Un soir, très tard – mais c’était l’hiver, quand les soirs s’établissent plus tôt dans le soir : il n’était peut-être pas si tard –, le train descendait vers le sud ; le front à la vitre, il ne regardait rien du paysage défiler dans l’invisibilité. Il regardait la vitesse du train tout aussi invisible dans le noir qui confondait la terre et les arbres et les bêtes sauvages.

Par moments, des villes au loin ; inutiles vu d’ici.

Le train s’éloignait ou s’approchait, c’était égal.

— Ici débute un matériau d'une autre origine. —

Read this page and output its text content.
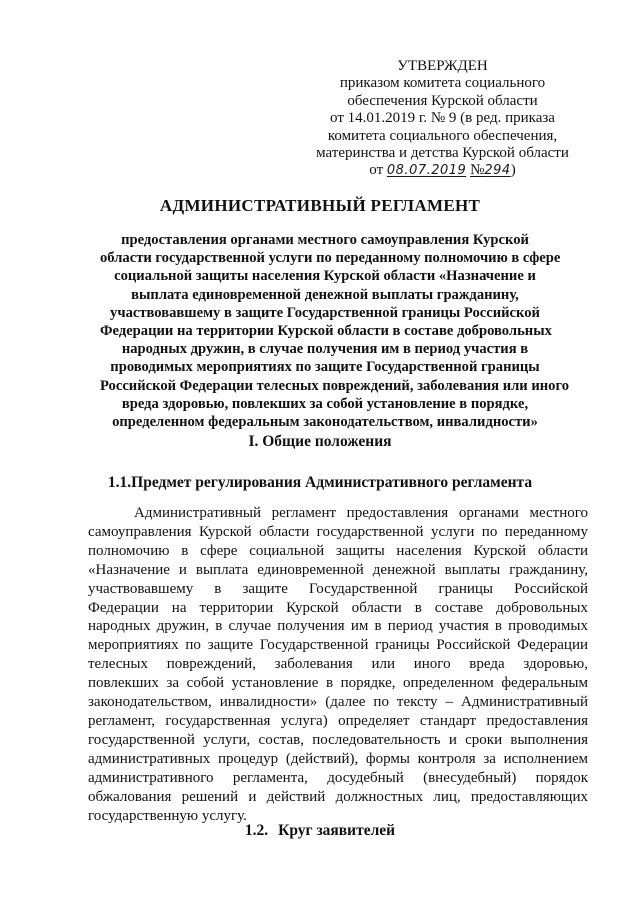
УТВЕРЖДЕН
приказом комитета социального
обеспечения Курской области
от 14.01.2019 г. № 9 (в ред. приказа
комитета социального обеспечения,
материнства и детства Курской области
от 08.07.2019 №294)
АДМИНИСТРАТИВНЫЙ РЕГЛАМЕНТ
предоставления органами местного самоуправления Курской
области государственной услуги по переданному полномочию в сфере
социальной защиты населения Курской области «Назначение и
выплата единовременной денежной выплаты гражданину,
участвовавшему в защите Государственной границы Российской
Федерации на территории Курской области в составе добровольных
народных дружин, в случае получения им в период участия в
проводимых мероприятиях по защите Государственной границы
Российской Федерации телесных повреждений, заболевания или иного
вреда здоровью, повлекших за собой установление в порядке,
определенном федеральным законодательством, инвалидности»
I. Общие положения
1.1.Предмет регулирования Административного регламента
Административный регламент предоставления органами местного
самоуправления Курской области государственной услуги по переданному
полномочию в сфере социальной защиты населения Курской области
«Назначение и выплата единовременной денежной выплаты гражданину,
участвовавшему в защите Государственной границы Российской
Федерации на территории Курской области в составе добровольных
народных дружин, в случае получения им в период участия в проводимых
мероприятиях по защите Государственной границы Российской Федерации
телесных повреждений, заболевания или иного вреда здоровью,
повлекших за собой установление в порядке, определенном федеральным
законодательством, инвалидности» (далее по тексту – Административный
регламент, государственная услуга) определяет стандарт предоставления
государственной услуги, состав, последовательность и сроки выполнения
административных процедур (действий), формы контроля за исполнением
административного регламента, досудебный (внесудебный) порядок
обжалования решений и действий должностных лиц, предоставляющих
государственную услугу.
1.2. Круг заявителей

La terre roulait dans sa vitesse à rebours du trajet du train, ou lancée dans sa même direction : s’il lui prenait l’envie de marcher dans les couloirs minuscules pour remonter les voitures, la terre s’élancerait toujours de sa même vitesse, et le train de rejoindre ou d’approcher une ville.

Les étoiles étaient immobiles autour de ces mouvements, disait-on ; jusqu’à preuve du contraire, elles ne se déplaçaient pas autour de corps plus immobiles qu’elles : mais les preuves pouvaient venir à tout instant, évidemment.

Le front posé sur la vitre, lui veillait sur ces pensées vagues, tandis qu’une ville s’approchait, qu’une autre s’éloignait, et que la terre imperturbable roulait sur elle-même une vitesse si grande qu’on ne la ressentait pas, lancée dans ce train à une vitesse si ridicule que la nausée finissait par prendre le dessus sur les pensées noires tissées devant les paysages noirs de la nuit invisible.